A deeper paralysis seems to affect the party’s mind on another core question: its very raison d’etre. Why does the Congress exist, what political language must it speak, what narrative should it present before the Indian voter? A lot of timid wavering has been on display on this front in recent years, as the party vacillates between its traditional political secularism and occasional dabbling in ‘soft Hindutva’. The fact is that a natural space exists on the Indian landscape for a centrist, secular party like the Congress. After all, in the 2019 general election, the BJP got 37.4 per cent of all votes—and the NDA cumulatively got nearly 45 per cent. But the balance 55 per cent did go somewhere else. This fact alone should spur the Congress into action if it seriously wants to get back into the electoral calculus.
It should be obvious to the leadership that it must focus on areas where it is strong and get into tactical partnerships elsewhere so as to present a common front against its biggest rival, the BJP. Yet the party persistently does the opposite thing. It happened in 2021, when the Congress’s internal survey—done by its own data analytics people—concluded it should form an alliance with the ruling TMC in Bengal, for which an offer existed on the table. But it went abegging. That a revitalisation on the ground can come about only by inducting fresh blood in a bottom-up organisational democracy again goes without saying. If a party makes a habit of not doing any of the things that common sense would dictate, holding a ‘Chintan Shivir’ in Udaipur is going to send no shivers up the BJP’s spine.

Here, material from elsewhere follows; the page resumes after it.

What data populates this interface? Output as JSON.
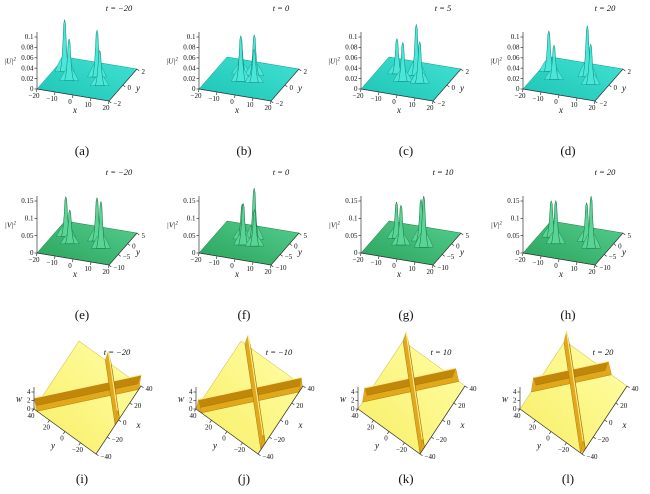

On the eve of this meeting, Executive Editor Kaushik Deka, who has been covering the Congress for nearly a decade, delves into all the challenges confronting the party at a time when it is poised to face 10 assembly polls in the next two years, before the general election in 2024. Says Deka: “The interdependence of the Gandhis and the Congress on each other for relevance has made it a party of status quoists. The Congress has perfected the art of not taking decisions, reducing the Grand Old Party to a rump. It must introduce some radical changes in the way it functions.”
The greatest advantage they still have is that they are the only truly national party besides the BJP, recognisable across the country. No serious opposition to the BJP can be mounted without the Congress. Dissident Congressman Manish Tewari put it well. “Every political party,” he says, “requires five fundamentals: ideology, narrative, organisation, resources and leadership. All these variables need to come together for electoral efficacy. All five are challenges for the Congress today.” Its principal rival, the BJP, has all these in full measure. If the Congress cannot come up with a plan to overcome these challenges after its brainfest in Udaipur, it will probably forfeit its last chance for a revival. Now or Never.